A few years ago, probably in 2006, referring to the Canadian general election, I said something like: "Ontario matters ... it is the economic engine of Canada, 38% of Canadian live there and they produce (the present tense matters) over 40% of GDP." Now (2012 data) Ontario still has 38% of the population but it's share of GDP has fallen - only to 39%, to be sure, but that (2.5%) decline is both
a) statistically significant when measuring GDP over such a short period; and
b) not how one wants a nation's
economic engine to perform.
In fact the
engine of growth is now running on three (small) cylinders: Alberta, Saskatchewan and Newfoundland and Labrador.
Quebec has significant
structural (actually
cultural) economic problems that prevent it from running a productive, growing economy: the people have a totally unfounded
belief in the utility of the
state and this leads governments to intervene, consistently unsuccessfully, in the economy. Quebec, the second largest province, will remain an economic drain on the
state as a whole.
But: it will remain one of our national foundation stones, one, of several - not just two, that helps define the basic nature of Canada. (The root cause of Quebec's problems lies, in my view, in the education system - it (consistently) denigrates English/British
capitalism and celebrates French
statism. The
liberal English system triumphed; France and the
conservative 'French model' failed but if you attend school in Quebec you are likely to learn the opposite.)

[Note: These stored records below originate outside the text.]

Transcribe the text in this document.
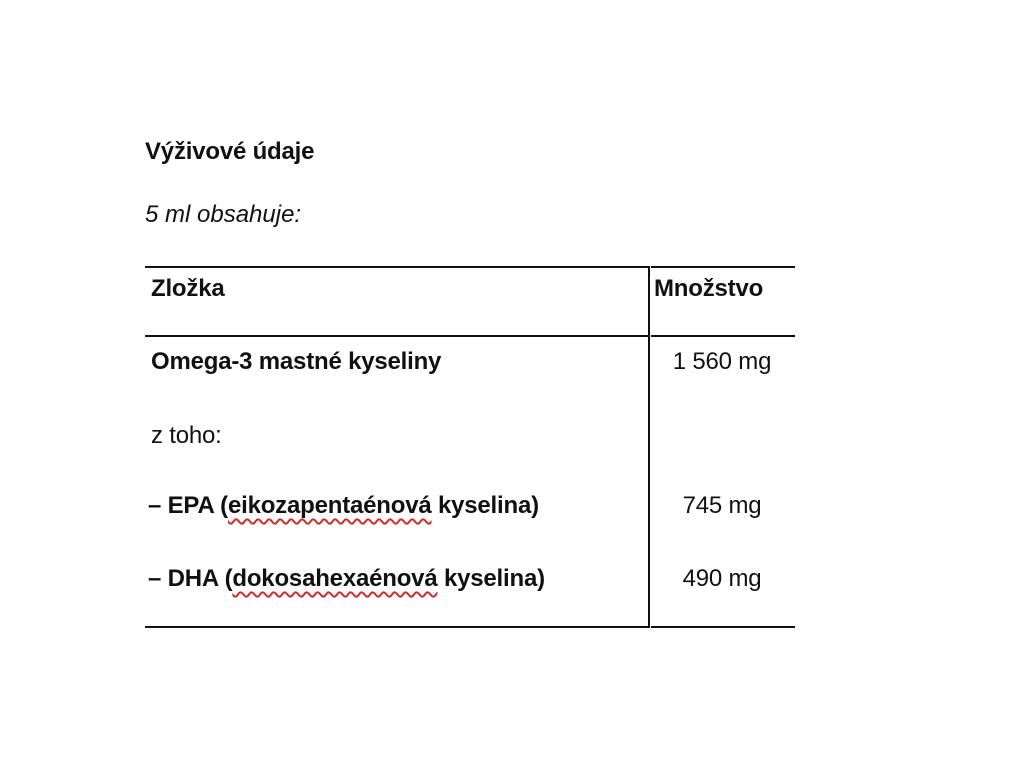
Výživové údaje
5 ml obsahuje:
Zložka	Množstvo
Omega-3 mastné kyseliny	1 560 mg
z toho:
– EPA (eikozapentaénová kyselina)	745 mg
– DHA (dokosahexaénová kyselina)	490 mg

British Columbia, too, is stagnant ... on about the same level as Quebec but for different reasons.
The problem is worst in the manufacturing sector:
Source: Nova Scotia Department of Finance - Statistics
Canada is doing well in resources and agriculture but the good jobs, the (relatively) well paid, (relatively) low skilled and (relatively, again) secure jobs on production lines and in small factories are disappearing in Quebec and Ontario. Only Alberta, Saskatchewan, Newfoundland and Labrador and Nova Scotia have
recovered from 2008.
MacJobs will not cut it for Ontario: the province needs to recover manufacturing jobs. The
holy grail is politics is a
real job, a manufacturing job, for the young, male, newly married, school leaver.
Ontario needs those jobs.
Governments do not, ever,
create those jobs.
Governments can, and sometimes do,
create the conditions - lower corporate taxes, fewer (not none, just fewer) regulations like compulsory union membership, and so on - that encourage private industry to
create jobs.
We, Canada, including Ontario, have some structural advantages: resources, an educated population, political maturity, a half decent public health care system, and so on. We need to embrace
liberal capitalism ... and nowhere is that need greater, in 2014, than in Ontario.